I really agree with this sentiment, even though I’m not sure Nina would agree with my way of cashing it out. The distinction between the normative and the natural is not a natural distinction, nor is it (pace Heidegger), a distinction in some higher term (i.e., Being). It is itself a normative distinction, insofar as it is a distinction that we must make insofar as we are rational. However, it is also a distinction that we must efface insofar as we are concerned with what really is (the natural alone), and Reason demands that we so concern ourselves.
We are thus caught between two different rational obligations: the obligation to understand the world as it is in itself, on the one hand, and the obligation to treat ourselves and eachother as obligated (and thus more than mere natural things) in order to discharge the former obligation, on the other. Here we have the source of the classic distinctions between subject and object, and culture and nature, respectively. Subjects are pseudo-beings, and the domain of subjects – culture – is a pseudo-domain. We necessarily talk about them as a condition of talking about what is in itself, but in talking about what is in itself we must purge the True of them, till we are left with nothing but the cold hard Real.
In truth, there really is no artifice, no subjects, no norms, there is only nature. These themselves are artificial, but the necessity of this artifice is properly transcendental, for without it there can be no thought of the Real as Real, even if the Real is independent of thought about it.
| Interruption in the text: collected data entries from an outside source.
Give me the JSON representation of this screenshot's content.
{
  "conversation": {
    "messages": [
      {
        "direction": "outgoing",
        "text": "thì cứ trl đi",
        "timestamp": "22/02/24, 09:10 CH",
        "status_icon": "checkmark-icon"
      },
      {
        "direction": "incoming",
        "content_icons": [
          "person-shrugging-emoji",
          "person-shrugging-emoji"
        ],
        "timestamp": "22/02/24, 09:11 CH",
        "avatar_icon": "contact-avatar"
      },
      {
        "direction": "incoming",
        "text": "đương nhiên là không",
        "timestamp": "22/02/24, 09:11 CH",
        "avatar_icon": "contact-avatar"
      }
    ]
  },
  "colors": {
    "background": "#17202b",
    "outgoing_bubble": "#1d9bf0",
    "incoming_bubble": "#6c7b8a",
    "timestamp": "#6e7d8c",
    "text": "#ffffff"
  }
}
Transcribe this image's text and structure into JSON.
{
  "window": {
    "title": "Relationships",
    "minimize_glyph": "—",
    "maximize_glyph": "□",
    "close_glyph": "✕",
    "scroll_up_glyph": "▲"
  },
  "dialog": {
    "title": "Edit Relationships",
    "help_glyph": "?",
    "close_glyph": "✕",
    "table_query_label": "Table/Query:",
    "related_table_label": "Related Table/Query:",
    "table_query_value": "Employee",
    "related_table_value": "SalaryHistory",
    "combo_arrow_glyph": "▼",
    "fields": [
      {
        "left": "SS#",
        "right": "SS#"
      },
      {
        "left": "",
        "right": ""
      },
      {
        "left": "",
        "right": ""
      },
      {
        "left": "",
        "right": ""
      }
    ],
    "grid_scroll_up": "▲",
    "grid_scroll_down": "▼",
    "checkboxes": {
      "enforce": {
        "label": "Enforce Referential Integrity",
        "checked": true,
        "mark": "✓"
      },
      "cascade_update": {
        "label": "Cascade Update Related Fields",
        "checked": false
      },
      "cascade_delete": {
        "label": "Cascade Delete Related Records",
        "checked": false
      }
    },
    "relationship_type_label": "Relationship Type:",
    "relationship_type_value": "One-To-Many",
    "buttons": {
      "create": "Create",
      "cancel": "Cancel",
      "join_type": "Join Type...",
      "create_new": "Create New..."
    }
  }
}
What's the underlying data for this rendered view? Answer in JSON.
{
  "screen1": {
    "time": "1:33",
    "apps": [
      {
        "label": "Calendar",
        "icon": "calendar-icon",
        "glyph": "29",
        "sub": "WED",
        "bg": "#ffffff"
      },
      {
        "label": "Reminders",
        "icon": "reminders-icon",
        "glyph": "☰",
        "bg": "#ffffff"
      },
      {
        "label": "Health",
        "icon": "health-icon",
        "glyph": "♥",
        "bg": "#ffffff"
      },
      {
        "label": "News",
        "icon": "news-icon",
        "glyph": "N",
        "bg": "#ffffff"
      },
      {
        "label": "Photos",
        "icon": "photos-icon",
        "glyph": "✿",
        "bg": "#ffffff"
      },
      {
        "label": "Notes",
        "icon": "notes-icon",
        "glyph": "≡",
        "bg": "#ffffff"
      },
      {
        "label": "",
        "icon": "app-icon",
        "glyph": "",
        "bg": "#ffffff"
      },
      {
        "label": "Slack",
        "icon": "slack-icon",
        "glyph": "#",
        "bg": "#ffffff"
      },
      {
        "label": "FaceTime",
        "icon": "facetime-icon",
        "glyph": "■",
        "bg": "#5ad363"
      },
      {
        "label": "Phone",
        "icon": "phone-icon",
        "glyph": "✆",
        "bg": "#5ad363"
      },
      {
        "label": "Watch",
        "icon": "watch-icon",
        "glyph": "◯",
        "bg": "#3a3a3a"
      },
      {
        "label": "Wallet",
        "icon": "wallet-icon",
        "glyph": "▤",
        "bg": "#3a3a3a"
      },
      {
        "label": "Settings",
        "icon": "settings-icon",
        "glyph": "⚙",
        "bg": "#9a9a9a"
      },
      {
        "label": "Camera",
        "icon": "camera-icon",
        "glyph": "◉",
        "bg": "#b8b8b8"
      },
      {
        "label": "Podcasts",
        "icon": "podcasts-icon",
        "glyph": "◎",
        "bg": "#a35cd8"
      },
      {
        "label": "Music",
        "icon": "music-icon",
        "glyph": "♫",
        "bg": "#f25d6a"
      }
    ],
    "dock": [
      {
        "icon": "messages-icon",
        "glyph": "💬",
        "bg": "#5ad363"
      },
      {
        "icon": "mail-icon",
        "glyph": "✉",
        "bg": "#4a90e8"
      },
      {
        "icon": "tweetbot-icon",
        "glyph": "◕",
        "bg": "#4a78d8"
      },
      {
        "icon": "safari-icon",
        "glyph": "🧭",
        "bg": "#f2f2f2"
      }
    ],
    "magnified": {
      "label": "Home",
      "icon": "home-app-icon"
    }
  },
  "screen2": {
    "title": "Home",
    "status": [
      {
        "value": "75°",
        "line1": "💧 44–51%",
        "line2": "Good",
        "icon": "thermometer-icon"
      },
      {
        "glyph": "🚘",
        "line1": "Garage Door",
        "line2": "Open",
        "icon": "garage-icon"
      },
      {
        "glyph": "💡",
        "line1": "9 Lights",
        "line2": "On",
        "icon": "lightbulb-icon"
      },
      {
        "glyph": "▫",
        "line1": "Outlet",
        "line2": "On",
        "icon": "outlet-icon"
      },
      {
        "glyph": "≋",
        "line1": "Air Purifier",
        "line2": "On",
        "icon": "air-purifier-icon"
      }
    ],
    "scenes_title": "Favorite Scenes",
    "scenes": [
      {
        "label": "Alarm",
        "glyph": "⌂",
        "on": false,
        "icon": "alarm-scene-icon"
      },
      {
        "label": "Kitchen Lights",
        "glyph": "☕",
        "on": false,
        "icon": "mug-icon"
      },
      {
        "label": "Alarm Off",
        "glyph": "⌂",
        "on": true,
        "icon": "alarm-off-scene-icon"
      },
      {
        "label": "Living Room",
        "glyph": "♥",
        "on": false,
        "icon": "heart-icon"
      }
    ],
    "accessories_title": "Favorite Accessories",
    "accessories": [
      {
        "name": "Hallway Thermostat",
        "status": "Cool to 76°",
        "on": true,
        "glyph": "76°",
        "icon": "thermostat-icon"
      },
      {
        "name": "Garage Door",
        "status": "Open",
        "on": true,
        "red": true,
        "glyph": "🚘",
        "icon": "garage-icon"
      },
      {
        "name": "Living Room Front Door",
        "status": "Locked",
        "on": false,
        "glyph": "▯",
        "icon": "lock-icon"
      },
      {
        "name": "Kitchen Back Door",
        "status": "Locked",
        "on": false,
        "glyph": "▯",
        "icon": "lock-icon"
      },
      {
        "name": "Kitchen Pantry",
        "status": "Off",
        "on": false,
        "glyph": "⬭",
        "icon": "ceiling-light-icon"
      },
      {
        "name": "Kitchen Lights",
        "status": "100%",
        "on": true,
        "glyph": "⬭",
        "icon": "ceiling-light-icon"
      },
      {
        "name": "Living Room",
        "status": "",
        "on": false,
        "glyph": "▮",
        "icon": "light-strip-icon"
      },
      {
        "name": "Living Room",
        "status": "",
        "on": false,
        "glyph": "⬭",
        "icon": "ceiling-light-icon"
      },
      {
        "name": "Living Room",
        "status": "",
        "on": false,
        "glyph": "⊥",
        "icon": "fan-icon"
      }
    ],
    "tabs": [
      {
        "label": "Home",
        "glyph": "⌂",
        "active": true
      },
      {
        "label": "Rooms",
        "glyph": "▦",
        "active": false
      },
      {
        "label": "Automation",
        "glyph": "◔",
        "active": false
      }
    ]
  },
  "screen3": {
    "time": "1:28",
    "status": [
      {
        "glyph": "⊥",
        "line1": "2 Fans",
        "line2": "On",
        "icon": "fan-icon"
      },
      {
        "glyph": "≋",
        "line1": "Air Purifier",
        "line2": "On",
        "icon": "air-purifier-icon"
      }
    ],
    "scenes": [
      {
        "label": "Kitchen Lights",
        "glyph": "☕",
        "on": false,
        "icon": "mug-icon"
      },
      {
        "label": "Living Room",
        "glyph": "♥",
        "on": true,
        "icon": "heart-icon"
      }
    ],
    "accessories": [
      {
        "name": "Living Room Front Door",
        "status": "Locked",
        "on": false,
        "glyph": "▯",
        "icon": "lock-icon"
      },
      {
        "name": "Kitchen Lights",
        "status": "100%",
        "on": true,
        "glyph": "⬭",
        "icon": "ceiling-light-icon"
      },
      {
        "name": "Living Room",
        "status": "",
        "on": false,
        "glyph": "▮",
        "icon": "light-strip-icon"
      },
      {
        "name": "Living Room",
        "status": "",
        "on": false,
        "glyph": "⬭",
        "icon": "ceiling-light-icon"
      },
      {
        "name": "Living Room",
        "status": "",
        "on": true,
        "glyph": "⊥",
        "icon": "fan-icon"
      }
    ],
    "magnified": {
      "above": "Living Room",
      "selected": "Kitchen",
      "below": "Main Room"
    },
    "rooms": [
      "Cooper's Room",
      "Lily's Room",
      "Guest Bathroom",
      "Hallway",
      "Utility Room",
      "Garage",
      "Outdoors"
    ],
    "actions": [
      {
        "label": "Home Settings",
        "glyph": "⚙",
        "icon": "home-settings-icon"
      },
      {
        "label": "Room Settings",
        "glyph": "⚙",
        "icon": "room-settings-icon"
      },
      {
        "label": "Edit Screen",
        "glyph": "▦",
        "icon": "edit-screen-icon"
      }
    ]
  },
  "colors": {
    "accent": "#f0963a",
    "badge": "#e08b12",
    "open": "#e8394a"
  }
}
However, we are left to do more than just inquire into the Real, and as such there is more to the Good than the rational. Here is where we find the root of the ethical and the political.
5. Conclusion: What then is Philosophy?
To conclude, I’d like to return to the question I asked at the beginning about the relation between philosophy and ontology. I have already put forward a somewhat strange view of the nature of philosophy (at the end of this post), but I feel I have to say something more sober about where philosophy stands within the schema I have posited here. A good place to start is to say that philosophy is the discipline which is not concerned with any particular question, but rather with questioning as such. This is where the proliferation of ‘philosophy of X’s’ emerges from, insofar as philosophy aims to delimit the particular questions posed by other disciplines and make sure they stay true to those questions’ demands.
Philosophy is more than ontology because it is philosophy that delimits ontology and its relations to other discourses and rational activities. Philosophy is concerned with Reason as such, rather than simply with our reasoning about ‘what is’. On this account, philosophy is no more political than politics is, but philosophy does have the task of determining what politics is, and its relations to our other rational endeavours. Understanding what politics is can itself have a positive affect on politics, but this does not make philosophy a political activity. Nonetheless, this indicates that there is space for philosophy outside of ontology, that there is space for the philosophy of politics outside of ontology, and that politics is independent of all of them, even if it is related to them.